A real intrusion does not stay in one place. It touches the operating system, crosses the network, and often runs through the browser, and the only way to see the whole attack is to correlate events across all three. That is the premise of a dataset released on arXiv on June 16, 2026, by Abir Ashab Niloy and colleagues — and the reason it exists is a gap that connects three otherwise separate strands of security research: the data we have, the labels we need, and the models small enough to actually deploy.
Start with the data problem, because it is the one the authors lead with. Detecting a multi-stage attack "requires correlating events across all three sources," they write, but the public datasets researchers train on are each missing something. Network-focused sets like CICIDS and UNSW-NB15 "miss host and browser activity." Host-focused sets like LMDG and CICAPT-IIoT "lack browser telemetry." One dataset, ATLAS, has all three sources but only labels events as malicious or benign — no detail on which technique an attacker was using. Connect those gaps and the conclusion is stark.
"No public dataset combines all three sources with per-entry ATT&CK technique labels."— arXiv:2606.18190, source
That single sentence is the whole motivation. The MITRE ATT&CK framework is the industry's shared vocabulary for describing what attackers do — a catalog of tactics and the techniques that implement them. A detector that only says "malicious" tells an analyst far less than one that says "this is credential dumping" or "this is command-and-control over a tunnel." But you cannot train a model to produce ATT&CK-level labels if no dataset provides them at the per-event granularity, and especially not one that also spans the host, the network, and the browser at once. So the team built it.
What's actually in the dataset
The numbers give a sense of scale. The release contains "a multi-source log dataset of 870 sessions (70 attack, 800 benign) and approximately 2.3 million events," with system, network, and browser activity "captured simultaneously on Windows endpoints." Capturing all three at the same time is the part that matters — it is what lets a model learn how a single attack manifests across sources, rather than learning each source in isolation. The malicious events are labeled with ATT&CK technique IDs "covering 12 tactics and 53 techniques," which is the granularity the field has been missing.
Crucially, the attacks are not simulated abstractions. The authors generated the attack data "using real tools, including Remote Access Trojan (RAT), Command and Control (C2) tunnels, and cloud exfiltration." That choice trades some experimental tidiness for realism: the malicious traffic looks like the techniques defenders actually face. The heavy skew toward benign sessions — 800 to 70 — also mirrors reality, where genuine attacks are a tiny fraction of all activity, and it is a deliberate stress test for any model that has to find the needle.

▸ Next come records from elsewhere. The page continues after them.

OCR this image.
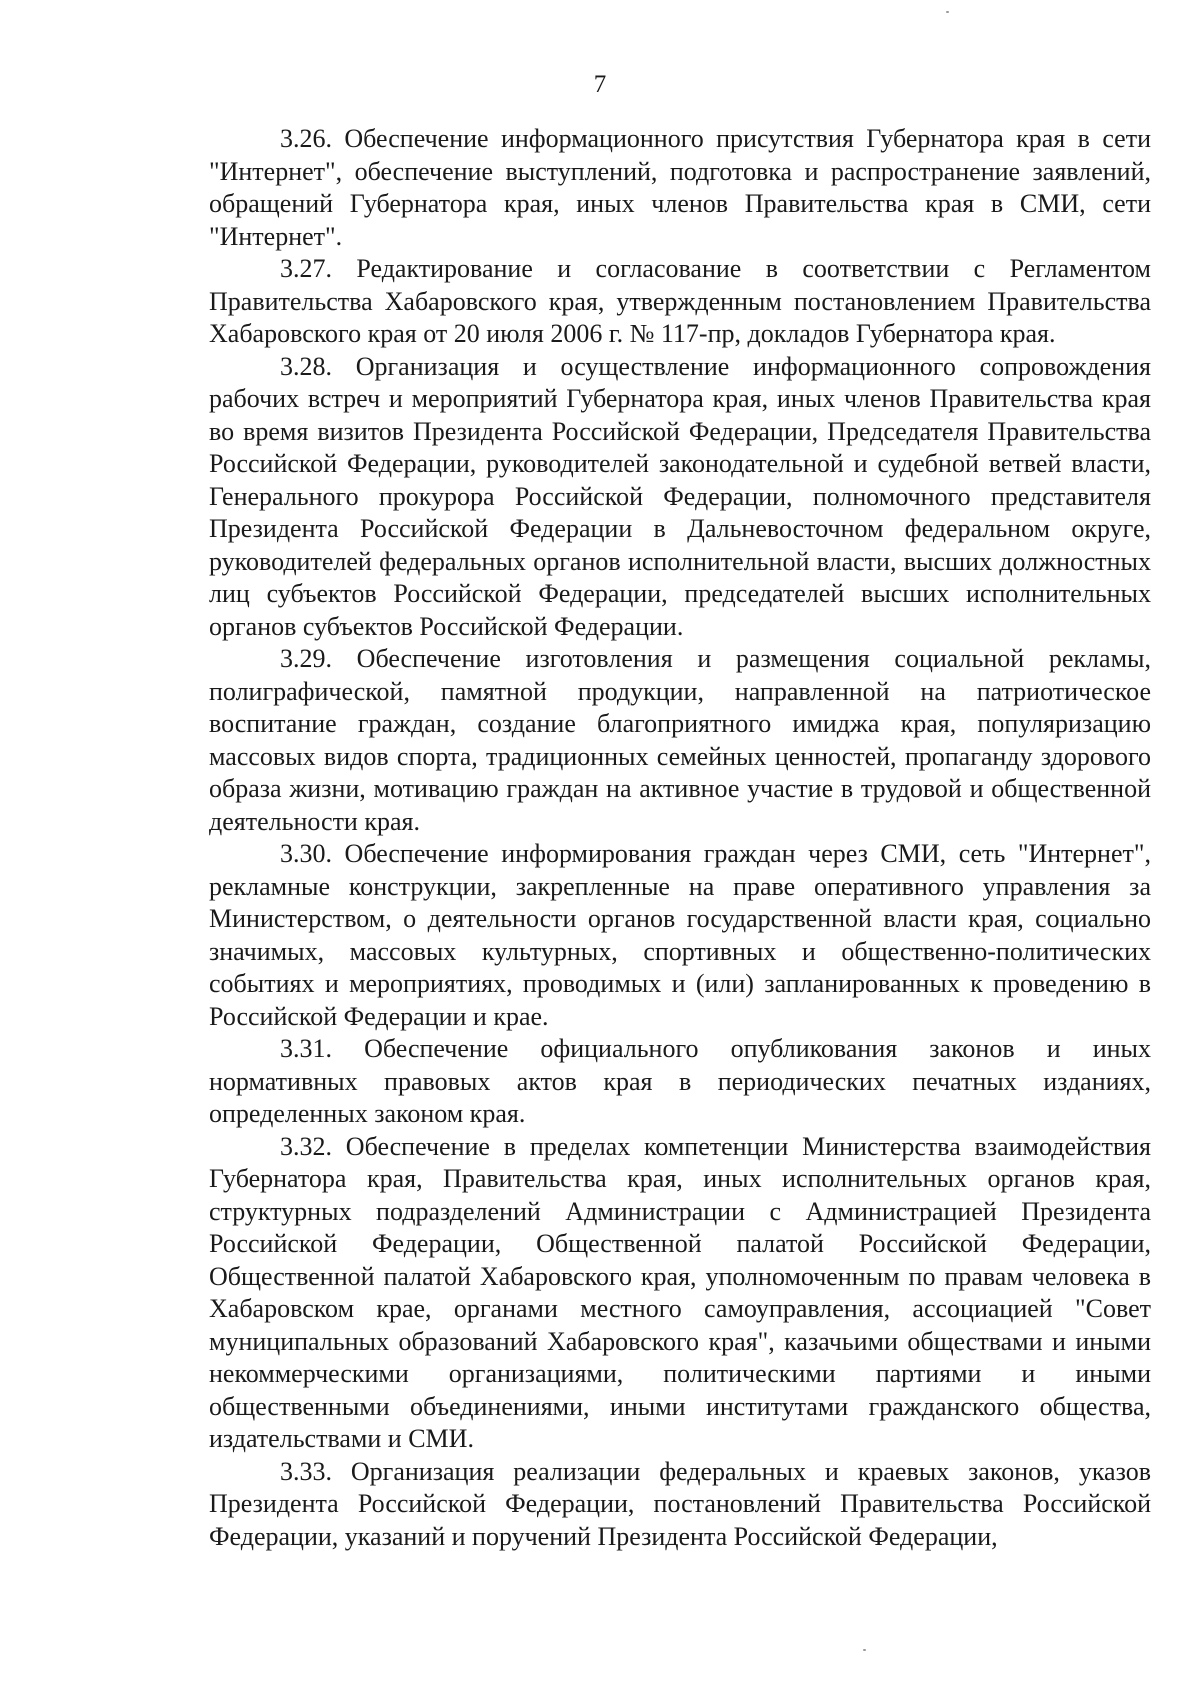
7

3.26. Обеспечение информационного присутствия Губернатора края в сети "Интернет", обеспечение выступлений, подготовка и распространение заявлений, обращений Губернатора края, иных членов Правительства края в СМИ, сети "Интернет".

3.27. Редактирование и согласование в соответствии с Регламентом Правительства Хабаровского края, утвержденным постановлением Правительства Хабаровского края от 20 июля 2006 г. № 117-пр, докладов Губернатора края.

3.28. Организация и осуществление информационного сопровождения рабочих встреч и мероприятий Губернатора края, иных членов Правительства края во время визитов Президента Российской Федерации, Председателя Правительства Российской Федерации, руководителей законодательной и судебной ветвей власти, Генерального прокурора Российской Федерации, полномочного представителя Президента Российской Федерации в Дальневосточном федеральном округе, руководителей федеральных органов исполнительной власти, высших должностных лиц субъектов Российской Федерации, председателей высших исполнительных органов субъектов Российской Федерации.

3.29. Обеспечение изготовления и размещения социальной рекламы, полиграфической, памятной продукции, направленной на патриотическое воспитание граждан, создание благоприятного имиджа края, популяризацию массовых видов спорта, традиционных семейных ценностей, пропаганду здорового образа жизни, мотивацию граждан на активное участие в трудовой и общественной деятельности края.

3.30. Обеспечение информирования граждан через СМИ, сеть "Интернет", рекламные конструкции, закрепленные на праве оперативного управления за Министерством, о деятельности органов государственной власти края, социально значимых, массовых культурных, спортивных и общественно-политических событиях и мероприятиях, проводимых и (или) запланированных к проведению в Российской Федерации и крае.

3.31. Обеспечение официального опубликования законов и иных нормативных правовых актов края в периодических печатных изданиях, определенных законом края.

3.32. Обеспечение в пределах компетенции Министерства взаимодействия Губернатора края, Правительства края, иных исполнительных органов края, структурных подразделений Администрации с Администрацией Президента Российской Федерации, Общественной палатой Российской Федерации, Общественной палатой Хабаровского края, уполномоченным по правам человека в Хабаровском крае, органами местного самоуправления, ассоциацией "Совет муниципальных образований Хабаровского края", казачьими обществами и иными некоммерческими организациями, политическими партиями и иными общественными объединениями, иными институтами гражданского общества, издательствами и СМИ.

3.33. Организация реализации федеральных и краевых законов, указов Президента Российской Федерации, постановлений Правительства Российской Федерации, указаний и поручений Президента Российской Федерации,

The small-model angle, and why it's the interesting one
The third strand is what the authors do with the data. Rather than reaching for a giant frontier model, they fine-tune three small language models — Qwen2.5-1.5B, Llama-3.2-3B, and Phi-4-Mini — using Low-Rank Adaptation, or LoRA, a technique that adapts a model cheaply without retraining all its weights. This is the practical bet: security telemetry is sensitive and high-volume, the kind of data organizations often want to process on their own hardware rather than ship to an external API, and small models are what make that feasible.
The headline result is a dramatic before-and-after. On chunk classification — deciding whether a span of logs is malicious — fine-tuning "improved every model on every metric," with accuracy rising "from approximately 8% in the base variants to between 90% and 97% after fine-tuning." An 8% base rate tells you these small models knew essentially nothing about reading raw security logs out of the box; the jump to the 90s tells you the dataset taught them something real. That every model improved on every metric is the kind of clean signal that suggests the gains come from the data, not a lucky configuration.
But the authors are refreshingly honest about where it breaks down. The harder task — naming the specific ATT&CK technique, not just flagging malice — "remained challenging, with the best exact-match accuracy at 42%." They note that "high partial-match scores show the models captured most of the underlying reasoning," meaning the models often get close to the right technique without nailing it exactly. That gap between "something is wrong here" and "here is precisely which technique it is" is the honest frontier of this work, and pretending otherwise would undersell how hard fine-grained attribution is.
Why these three things are one story
Follow the thread and the pieces lock together. The field could not build technique-aware detectors because no dataset had per-event ATT&CK labels across host, network, and browser. So the researchers built that dataset with real attack tooling. And once it existed, it became possible to ask whether modest, deployable small models could learn from it — with the answer being a confident yes for coarse detection and a qualified "not yet" for fine-grained attribution. The dataset is the enabling artifact; the SLM experiments are the proof that it teaches something learnable.
The caveats travel with the contribution. The data is Windows-only, the attack sessions are few in absolute terms, and the technique-identification ceiling shows the labels are easier to detect than to discriminate. None of that diminishes the core move, which is the one worth remembering: when the right labeled data does not exist, the bottleneck is not the model. Build the dataset, and even small, on-premises models can start to do work that previously seemed to require something far larger.